Entente de Churchill Falls Se taire et cacher son bonheur
Québec espère finaliser le contrat d’ici avril prochain. Or, TNL est en campagne électorale. Les conservateurs, qui étaient dans l’opposition, se méfient de l’entente conclue par leur adversaire libéral. Assez pour vouloir la soumettre à la population.
Mais c’est ici que cette chronique prend une tournure positive inespérée pour le Québec.
À l’exception du Maine, chaque référendum a consacré le statu quo. Ce qui équivaudrait ici au maintien de l’entente.
On ignore à quoi ressemblerait le camp qui proposerait le rejet de l’entente. L’ancien premier ministre conservateur Danny Williams en ferait probablement partie. Et peut-être également le comptable Michael Wilson, qui a claqué la porte du comité indépendant qui analyse l’entente de principe. Mais il pourrait y avoir un absent de taille : l’actuel chef conservateur. M. Wakeham n’a pas dit qu’il se rallierait aux opposants. Il critique surtout le manque de transparence. Un classique quand on veut attaquer son adversaire sans se compromettre sur le fond.
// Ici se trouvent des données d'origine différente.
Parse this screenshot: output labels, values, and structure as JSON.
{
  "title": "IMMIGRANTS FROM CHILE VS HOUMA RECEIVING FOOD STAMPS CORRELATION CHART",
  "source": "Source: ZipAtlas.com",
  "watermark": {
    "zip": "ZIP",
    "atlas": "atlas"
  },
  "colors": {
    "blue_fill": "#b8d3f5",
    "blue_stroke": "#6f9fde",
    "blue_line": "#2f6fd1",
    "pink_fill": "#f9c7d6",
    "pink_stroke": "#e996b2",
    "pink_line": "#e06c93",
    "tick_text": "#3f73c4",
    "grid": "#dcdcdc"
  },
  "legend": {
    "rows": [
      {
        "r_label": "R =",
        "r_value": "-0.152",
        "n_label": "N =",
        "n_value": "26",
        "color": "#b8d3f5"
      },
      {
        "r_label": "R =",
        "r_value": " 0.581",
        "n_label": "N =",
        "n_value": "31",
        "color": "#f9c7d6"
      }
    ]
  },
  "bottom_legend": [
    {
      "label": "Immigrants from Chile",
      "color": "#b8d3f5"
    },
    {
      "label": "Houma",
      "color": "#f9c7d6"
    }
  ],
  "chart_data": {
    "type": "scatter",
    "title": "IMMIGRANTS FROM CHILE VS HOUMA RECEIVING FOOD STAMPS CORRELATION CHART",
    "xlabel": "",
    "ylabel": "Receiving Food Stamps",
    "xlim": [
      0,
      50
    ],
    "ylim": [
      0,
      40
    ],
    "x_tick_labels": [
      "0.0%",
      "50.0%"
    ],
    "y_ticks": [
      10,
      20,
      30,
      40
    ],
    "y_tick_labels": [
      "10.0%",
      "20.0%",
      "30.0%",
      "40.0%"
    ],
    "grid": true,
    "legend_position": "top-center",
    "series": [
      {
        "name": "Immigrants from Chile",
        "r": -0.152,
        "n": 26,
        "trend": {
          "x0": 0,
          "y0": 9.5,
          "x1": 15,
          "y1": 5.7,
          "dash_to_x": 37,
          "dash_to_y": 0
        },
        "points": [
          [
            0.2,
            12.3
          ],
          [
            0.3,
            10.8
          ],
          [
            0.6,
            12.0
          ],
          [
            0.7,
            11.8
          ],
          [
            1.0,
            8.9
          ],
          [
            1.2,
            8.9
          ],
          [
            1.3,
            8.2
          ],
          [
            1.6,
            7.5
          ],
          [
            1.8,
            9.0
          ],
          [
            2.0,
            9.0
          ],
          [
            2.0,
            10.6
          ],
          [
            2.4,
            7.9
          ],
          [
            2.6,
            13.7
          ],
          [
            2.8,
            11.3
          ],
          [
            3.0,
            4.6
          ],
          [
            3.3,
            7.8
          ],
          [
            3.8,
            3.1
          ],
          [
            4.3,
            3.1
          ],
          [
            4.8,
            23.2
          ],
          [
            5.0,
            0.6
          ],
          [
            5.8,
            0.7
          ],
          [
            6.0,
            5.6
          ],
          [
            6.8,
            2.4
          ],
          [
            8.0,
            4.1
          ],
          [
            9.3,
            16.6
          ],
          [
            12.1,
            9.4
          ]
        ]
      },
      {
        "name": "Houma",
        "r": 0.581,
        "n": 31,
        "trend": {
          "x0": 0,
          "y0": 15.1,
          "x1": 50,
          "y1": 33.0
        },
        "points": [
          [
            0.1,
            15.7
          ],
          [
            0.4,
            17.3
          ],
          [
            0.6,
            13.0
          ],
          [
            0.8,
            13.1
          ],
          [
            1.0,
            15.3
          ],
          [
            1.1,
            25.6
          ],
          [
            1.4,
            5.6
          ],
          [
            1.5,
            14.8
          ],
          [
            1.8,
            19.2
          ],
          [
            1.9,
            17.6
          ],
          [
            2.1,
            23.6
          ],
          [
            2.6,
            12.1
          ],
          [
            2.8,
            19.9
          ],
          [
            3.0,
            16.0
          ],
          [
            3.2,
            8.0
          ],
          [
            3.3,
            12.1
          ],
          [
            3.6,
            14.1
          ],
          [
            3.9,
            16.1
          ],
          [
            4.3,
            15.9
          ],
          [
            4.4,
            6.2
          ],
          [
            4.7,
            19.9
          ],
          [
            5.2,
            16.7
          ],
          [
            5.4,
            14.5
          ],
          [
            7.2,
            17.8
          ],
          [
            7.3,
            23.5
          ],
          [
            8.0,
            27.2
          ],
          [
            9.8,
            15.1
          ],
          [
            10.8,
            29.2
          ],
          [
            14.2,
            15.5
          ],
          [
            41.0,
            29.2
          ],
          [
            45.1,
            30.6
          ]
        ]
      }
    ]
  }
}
Le premier ministre libéral sortant, John Hogan, veut que l’entente de principe signée par son parti soit l’enjeu principal de la campagne. Une preuve qu’elle doit être assez populaire.
Le travail n’est pas terminé. Il faudra que la version finale devienne gagnant-gagnant-gagnants… Car il reste à s’entendre avec les Premières Nations.
Hydro-Québec a conclu un accord avec les Innus du Labrador. Les Innus d’Uashat (proche de Sept-Îles) sont mécontents. Ce sera la phase la plus délicate. Ces communautés défendront l’ensemble de leurs revendications.
Du point de vue du Québec, aucun autre projet n’existe à un coût moindre. Et le besoin est réel. Car même avec la sobriété et l’efficacité énergétique, la demande augmenterait.
La campagne électorale terre-neuvienne s’annonce serrée. Le site Canada338 met les libéraux et les conservateurs au coude-à-coude. Le scénario le plus probable est, pour l’instant, un gouvernement minoritaire.